In late April I once again attended Huawei’s annual analyst meeting in Shenzen, China. As with my last trip to this event, I approached it with a mix of dread and curiosity – dread because it is a long tiring trip and doing business in China if you are dependent on Google services is at best a delicate juggling act, and curiosity because Huawei is one of the most interesting and poorly understood of the large technology companies in the world, especially here in North America.
I came away with reinforcement of my previous impressions that Huawei is an unapologetically Chinese company. Not a global company that happens to be Chinese, as Lenovo presents itself, but a Chinese company that is intent upon and is making progress toward becoming a major global competitor in multiple arenas where it is not dominant now while continuing to maximize its success in its strong domestic market. A year later, all the programs that were in motion at the end of 2014 are still in operation, and Y/Y results indicate that the overall momentum in areas where Huawei is building its franchise, particularly mobile and enterprise IT, are, If anything, doing even better than promised.
If you dwell on the minutia of the individual products and technologies, particularly in the enterprise IT space where I spend the majority of my time, it is possible to miss the competitive threat Huawei poses to other enterprise IT vendors.[i] Taken as piece parts, most of Huawei’s products are competent but not inspiring. They have good but not breakout server, storage and networking, anchored by solid design (and indeed some interesting tweaks because they are one of the few system vendors who have retained a significant ASIC design capability) and probably a very efficient supply chain. But the details of today’s products are almost a distraction – what is telling at a macro level is the pattern of both past success and future investment, which tells a different story than Huawei’s historical near invisibility in key global markets for enterprise IT.[ii]

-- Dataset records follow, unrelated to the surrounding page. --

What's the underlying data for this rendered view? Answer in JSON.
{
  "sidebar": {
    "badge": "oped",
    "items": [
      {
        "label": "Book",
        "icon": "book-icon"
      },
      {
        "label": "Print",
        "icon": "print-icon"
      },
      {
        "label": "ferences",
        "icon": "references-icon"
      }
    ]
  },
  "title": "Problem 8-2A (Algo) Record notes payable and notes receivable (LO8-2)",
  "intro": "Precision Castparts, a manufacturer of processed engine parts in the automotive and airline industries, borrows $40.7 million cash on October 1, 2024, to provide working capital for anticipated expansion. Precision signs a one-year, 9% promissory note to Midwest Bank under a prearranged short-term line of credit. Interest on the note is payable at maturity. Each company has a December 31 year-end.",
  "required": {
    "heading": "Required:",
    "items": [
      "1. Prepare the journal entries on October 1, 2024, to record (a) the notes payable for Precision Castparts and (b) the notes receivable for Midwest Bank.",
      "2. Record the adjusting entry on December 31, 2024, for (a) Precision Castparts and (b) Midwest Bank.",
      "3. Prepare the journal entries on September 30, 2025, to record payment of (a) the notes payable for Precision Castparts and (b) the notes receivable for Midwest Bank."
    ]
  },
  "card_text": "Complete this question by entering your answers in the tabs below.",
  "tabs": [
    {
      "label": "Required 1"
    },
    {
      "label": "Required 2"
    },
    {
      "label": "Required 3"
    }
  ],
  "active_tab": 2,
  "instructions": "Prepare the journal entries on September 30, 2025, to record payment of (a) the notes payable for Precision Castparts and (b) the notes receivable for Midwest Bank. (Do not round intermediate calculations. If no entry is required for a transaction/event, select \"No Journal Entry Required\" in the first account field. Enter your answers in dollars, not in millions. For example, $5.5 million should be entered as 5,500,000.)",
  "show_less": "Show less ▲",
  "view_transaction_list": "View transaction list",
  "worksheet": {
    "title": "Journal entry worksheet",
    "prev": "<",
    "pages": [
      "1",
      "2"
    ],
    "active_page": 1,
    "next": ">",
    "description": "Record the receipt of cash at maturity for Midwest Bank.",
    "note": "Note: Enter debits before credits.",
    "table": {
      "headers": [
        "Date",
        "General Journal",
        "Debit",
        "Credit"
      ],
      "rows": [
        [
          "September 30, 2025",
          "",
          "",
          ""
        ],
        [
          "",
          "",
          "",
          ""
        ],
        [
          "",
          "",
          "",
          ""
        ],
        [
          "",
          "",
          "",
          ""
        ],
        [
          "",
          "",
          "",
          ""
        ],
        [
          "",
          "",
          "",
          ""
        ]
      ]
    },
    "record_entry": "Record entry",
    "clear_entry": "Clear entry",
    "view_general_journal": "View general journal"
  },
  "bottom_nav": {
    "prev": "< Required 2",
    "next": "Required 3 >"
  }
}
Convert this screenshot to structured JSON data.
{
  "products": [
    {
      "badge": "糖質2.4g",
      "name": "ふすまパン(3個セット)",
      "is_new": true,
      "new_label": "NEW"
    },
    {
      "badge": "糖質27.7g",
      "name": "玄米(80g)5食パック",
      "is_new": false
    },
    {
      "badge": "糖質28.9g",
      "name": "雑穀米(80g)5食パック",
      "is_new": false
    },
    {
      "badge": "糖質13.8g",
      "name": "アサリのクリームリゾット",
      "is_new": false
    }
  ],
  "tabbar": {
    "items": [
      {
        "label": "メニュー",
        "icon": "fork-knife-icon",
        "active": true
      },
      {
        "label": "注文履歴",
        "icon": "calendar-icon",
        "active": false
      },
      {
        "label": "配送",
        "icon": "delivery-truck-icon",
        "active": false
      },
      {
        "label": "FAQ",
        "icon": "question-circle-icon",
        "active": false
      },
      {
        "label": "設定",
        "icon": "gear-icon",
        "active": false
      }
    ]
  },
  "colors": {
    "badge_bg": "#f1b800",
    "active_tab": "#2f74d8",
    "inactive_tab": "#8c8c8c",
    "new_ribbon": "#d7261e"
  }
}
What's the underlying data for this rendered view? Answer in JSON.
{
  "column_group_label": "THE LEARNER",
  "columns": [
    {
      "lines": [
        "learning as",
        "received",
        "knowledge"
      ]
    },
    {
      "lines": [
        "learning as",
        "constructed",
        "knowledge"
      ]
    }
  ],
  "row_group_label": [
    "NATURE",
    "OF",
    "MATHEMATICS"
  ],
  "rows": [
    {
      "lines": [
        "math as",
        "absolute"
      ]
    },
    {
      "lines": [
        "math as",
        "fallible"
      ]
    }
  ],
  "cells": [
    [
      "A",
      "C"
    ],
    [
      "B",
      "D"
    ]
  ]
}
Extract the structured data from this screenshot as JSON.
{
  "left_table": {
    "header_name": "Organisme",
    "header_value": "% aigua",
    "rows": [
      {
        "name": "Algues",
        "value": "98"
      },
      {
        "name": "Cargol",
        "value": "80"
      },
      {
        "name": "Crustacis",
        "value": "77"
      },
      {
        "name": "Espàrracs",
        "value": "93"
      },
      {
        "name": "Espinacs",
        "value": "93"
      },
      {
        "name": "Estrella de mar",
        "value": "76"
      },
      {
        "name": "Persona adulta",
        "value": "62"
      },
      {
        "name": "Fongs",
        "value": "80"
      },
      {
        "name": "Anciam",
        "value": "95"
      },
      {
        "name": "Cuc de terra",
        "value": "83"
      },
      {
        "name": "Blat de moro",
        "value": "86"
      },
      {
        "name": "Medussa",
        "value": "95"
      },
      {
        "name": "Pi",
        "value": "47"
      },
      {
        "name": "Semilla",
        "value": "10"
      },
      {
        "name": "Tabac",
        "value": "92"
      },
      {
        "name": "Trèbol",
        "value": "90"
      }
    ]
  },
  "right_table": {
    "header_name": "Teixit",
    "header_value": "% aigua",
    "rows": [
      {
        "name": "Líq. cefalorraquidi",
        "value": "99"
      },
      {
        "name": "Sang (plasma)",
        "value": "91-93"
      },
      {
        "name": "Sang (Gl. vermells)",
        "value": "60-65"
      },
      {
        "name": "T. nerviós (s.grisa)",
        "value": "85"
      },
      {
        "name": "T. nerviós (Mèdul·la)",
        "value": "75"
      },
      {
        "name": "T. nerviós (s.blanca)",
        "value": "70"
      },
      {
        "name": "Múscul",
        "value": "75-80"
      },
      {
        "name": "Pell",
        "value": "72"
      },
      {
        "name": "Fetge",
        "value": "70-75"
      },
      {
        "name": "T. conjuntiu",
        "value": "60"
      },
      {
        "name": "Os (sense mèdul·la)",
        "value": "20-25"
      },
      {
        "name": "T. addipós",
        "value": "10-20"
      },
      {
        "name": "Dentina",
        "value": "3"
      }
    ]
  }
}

Huawei is a $45 B company growing at an annual rate of approximately 20%, and its enterprise IT division, the group that sells servers, storage and data-center networking, grew 27% to approximately $3B in revenue from 2013 – 2014. The target for 2015 is 32%, which would leave Huawei as a $4B enterprise technology supplier, growing more rapidly than any other comparable company or division – the only comparable group would be Cisco’s UCS product group, which is probably growing at 20%+ from a current run rate near $3B. None of its larger competitors are showing anything remotely like this kind of growth rate.
The real weight for my prediction that Huawei will rapidly emerge as a significant global player is not sales, but the strong leading indicator of R&D. Overall, Huawei is spending 14% of revenues on R&D. IBM in its first quarter reported approximately 6.5% and HP weighed in approximately 3.1% for 2014. Even more telling is the internal allocation of R&D. Huawei is using revenues from its profitable carrier networking line of business to overfund its enterprise and mobile business R&D. I didn’t get net equivalent R&D figures for 2014 – 2015, but for last year, the enterprise group got R&D funding that I calculated at an effective rate of 28% of sales.[iii]
While research shows that the impact of R&D investment on share prices is ambiguous[iv], I don’t get the impression that Huawei cares particularly about share price the way many US companies do, and while there are many reasons why a company with superior products may not prosper in the market, my personal observation of several decades of this industry leads me to believe that high R&D investments are indeed correlated with long-term success. While the management at other companies may have plausible excuses why they can get by with stripped down R&D investments, I am skeptical of these explanations. This is an industry that still rewards technological advantage, and even with suboptimal allocation of funds (not necessarily present here) it is hard to see how a net investment of 4 – 9 times the investment of key competitors will not result in some significant advantages.
My key takeaway remains unchanged – Huawei will be moving more aggressively on the global stage over the next several years, presenting both an emerging threat to established vendors in currently “safe” markets and an additional option for enterprise and other IT consumers. Another more speculative prediction is that Huawei is likely to begin making more strategic acquisitions in distribution channels and CSPs to accelerate their market footprint in selected markets.
[i] As have some of their competitors. I have had conversations with competitors who more or less said “we took apart XYZ product, and it was nothing special, so we’re not concerned”.
[ii] Huawei’s intense focus on local markets has been immensely beneficial on multiple levels. Selling into the China market, Huawei enjoys a an advantage over many competitors, and the local market is shortly going to become the largest market in the world, so being positioned as a strong player in the world’s largest and rapidly growing market cannot be construed as a negative. Secondly, when Huawei develops expertise and solutions for large verticals in China, many of them, such as finance, insurance, manufacturing, etc. transfer well to other markets.
[iii] Based on several executive comments about the amount of total R&D going to the different business units. Calculations and any attendant errors are mine – Huawei did not supply a definitive quote, but rather guided in the form of “33% of R&D is going to enterprise business.